After about midnight, she left her abode and strolled down the streets with fresh tears in her eyes. Not letting such beauty pass up, I persuade the enchantress into a dim Spanish tavern, Salamanca, with wooden floors and blood red paint on the walls. Flamenco filled every corner of the room as I walked in and took a place next to her at the bar. After some persuasion and charm, of which I have an abundance, she granted me the honor of buying her a glass of the establishment’s sangria. Her bright red fingers circled the rim of the glass as she spoke; her neck bowed and twisted with every sip and clenched every time she encountered a piece of floating fruit. The sound of hidden despair rang in her voice and filtered through the room as I fixed my eyes solely upon hers. 4/4 time of the handclap began the Catalan rumba that would become our first dance as inamoratos.

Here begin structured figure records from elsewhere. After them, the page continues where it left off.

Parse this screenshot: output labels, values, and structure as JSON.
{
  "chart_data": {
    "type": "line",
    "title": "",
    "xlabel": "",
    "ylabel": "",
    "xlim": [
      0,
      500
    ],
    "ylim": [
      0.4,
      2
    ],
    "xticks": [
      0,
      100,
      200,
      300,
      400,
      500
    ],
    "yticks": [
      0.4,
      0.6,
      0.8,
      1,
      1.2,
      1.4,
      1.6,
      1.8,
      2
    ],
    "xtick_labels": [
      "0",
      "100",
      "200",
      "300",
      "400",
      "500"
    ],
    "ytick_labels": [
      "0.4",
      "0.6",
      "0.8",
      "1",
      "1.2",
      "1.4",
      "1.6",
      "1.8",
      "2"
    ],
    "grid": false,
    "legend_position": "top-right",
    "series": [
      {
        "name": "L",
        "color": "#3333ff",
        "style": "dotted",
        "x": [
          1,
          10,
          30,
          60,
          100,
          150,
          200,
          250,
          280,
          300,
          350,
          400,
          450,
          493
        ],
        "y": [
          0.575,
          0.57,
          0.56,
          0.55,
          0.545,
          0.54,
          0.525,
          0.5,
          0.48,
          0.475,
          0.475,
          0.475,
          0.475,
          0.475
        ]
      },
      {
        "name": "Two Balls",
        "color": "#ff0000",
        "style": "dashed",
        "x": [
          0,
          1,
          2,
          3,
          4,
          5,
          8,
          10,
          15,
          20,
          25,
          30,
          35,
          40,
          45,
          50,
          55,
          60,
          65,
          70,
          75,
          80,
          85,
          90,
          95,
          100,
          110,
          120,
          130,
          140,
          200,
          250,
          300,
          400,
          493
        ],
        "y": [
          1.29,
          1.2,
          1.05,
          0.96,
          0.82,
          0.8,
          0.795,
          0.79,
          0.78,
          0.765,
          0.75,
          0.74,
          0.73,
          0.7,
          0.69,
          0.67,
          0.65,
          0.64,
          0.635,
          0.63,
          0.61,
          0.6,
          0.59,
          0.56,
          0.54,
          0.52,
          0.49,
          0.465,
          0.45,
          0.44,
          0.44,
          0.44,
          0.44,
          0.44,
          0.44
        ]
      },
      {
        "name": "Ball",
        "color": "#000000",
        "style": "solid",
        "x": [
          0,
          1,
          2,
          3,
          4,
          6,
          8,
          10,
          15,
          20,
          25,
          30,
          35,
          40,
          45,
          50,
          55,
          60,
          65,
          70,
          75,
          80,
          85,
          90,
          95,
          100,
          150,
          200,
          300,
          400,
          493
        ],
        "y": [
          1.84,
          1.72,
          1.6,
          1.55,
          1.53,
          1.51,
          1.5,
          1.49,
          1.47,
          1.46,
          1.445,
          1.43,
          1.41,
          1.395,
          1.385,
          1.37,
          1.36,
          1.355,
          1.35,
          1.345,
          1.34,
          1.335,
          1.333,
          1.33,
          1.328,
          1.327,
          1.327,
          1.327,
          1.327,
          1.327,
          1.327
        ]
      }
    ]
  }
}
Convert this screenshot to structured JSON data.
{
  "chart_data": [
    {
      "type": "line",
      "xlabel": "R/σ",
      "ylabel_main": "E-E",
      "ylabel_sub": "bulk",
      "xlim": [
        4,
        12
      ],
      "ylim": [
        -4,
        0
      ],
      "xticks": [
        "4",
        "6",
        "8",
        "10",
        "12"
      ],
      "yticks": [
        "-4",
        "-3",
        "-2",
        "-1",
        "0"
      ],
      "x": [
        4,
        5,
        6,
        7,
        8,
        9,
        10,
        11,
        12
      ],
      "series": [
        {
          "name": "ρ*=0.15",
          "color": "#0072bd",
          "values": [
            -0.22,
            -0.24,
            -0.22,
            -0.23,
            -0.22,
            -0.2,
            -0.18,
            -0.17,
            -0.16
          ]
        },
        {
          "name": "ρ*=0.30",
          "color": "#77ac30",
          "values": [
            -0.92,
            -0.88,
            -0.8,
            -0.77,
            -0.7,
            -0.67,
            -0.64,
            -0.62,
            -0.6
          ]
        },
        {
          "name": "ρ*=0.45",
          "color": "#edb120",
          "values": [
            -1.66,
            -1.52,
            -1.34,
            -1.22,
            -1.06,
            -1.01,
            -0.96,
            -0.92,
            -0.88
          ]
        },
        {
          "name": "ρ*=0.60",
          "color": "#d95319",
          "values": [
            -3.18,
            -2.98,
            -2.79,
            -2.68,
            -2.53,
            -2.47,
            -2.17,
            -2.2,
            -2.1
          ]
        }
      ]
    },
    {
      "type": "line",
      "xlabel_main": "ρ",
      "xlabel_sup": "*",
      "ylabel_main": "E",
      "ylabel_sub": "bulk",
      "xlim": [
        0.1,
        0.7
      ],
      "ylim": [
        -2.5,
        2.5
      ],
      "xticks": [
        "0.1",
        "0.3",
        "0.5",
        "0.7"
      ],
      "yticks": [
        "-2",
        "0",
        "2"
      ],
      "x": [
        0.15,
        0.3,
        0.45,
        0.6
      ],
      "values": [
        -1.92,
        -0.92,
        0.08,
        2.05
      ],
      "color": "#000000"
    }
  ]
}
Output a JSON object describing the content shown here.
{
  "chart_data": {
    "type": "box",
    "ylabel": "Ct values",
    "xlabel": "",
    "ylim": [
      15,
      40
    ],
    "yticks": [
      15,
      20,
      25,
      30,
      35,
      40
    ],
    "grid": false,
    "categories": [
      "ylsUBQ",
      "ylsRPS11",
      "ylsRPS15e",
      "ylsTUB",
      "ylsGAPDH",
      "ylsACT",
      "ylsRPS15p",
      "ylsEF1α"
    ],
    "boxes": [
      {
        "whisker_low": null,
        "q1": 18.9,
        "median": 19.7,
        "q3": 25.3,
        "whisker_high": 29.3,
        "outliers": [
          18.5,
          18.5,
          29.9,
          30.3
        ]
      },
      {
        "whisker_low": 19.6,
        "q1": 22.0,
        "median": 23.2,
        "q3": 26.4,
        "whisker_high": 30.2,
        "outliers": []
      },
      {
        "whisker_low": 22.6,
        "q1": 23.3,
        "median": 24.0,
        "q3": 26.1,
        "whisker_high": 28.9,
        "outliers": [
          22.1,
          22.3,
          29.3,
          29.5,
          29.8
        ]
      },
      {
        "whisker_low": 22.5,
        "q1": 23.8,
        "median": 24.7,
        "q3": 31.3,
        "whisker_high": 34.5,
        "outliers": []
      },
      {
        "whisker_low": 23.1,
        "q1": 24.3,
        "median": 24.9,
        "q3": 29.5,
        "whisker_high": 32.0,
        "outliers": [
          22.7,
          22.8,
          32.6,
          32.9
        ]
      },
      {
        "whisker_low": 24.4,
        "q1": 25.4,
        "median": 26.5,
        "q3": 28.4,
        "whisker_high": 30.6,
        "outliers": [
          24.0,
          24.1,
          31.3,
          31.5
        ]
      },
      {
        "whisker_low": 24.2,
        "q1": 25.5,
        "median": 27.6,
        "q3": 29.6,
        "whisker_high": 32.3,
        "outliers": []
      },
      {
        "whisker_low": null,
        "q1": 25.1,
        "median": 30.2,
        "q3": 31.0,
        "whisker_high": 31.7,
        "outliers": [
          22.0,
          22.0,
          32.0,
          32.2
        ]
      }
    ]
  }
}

The guitar strings pulsed as I held her fair hand in mine; the vocalista’s heartache vibrated in her eyes, as the bongos and guiro lead our steps in time. Over the sangria I had learned nothing from her; over the flamenco, I learned everything. Un Amor. Without the utterance of words, our hearts conversed, matching a joy that perhaps only the practice of my art could match. At the end of our dance, the slightest glimpse of a smile twisted her face exposing pearl-white incisors. Her sadness captivated me, and my joy beguiled her. She glanced at the crumbling clock on the wall and announced to me that she had to return home for a previous engagement.

I lead her back to her home on the Via Ghibellina that night, hearing her steps click to the beat of our shared flamenco. Before she went in for the night I caught another glimpse of her pearl-white incisors pronouncing the resolution that we should rendezvous again soon. She went inside and I took up my spot under the gas lamp which limply lit the pathway, and watched at her window. A small man wearing a waistcoat much too small for his bulging stomach entered the palazzo some time after she did, which made me ponder if perhaps he was her previous engagement. I then started to ponder who my next artistic subject would be.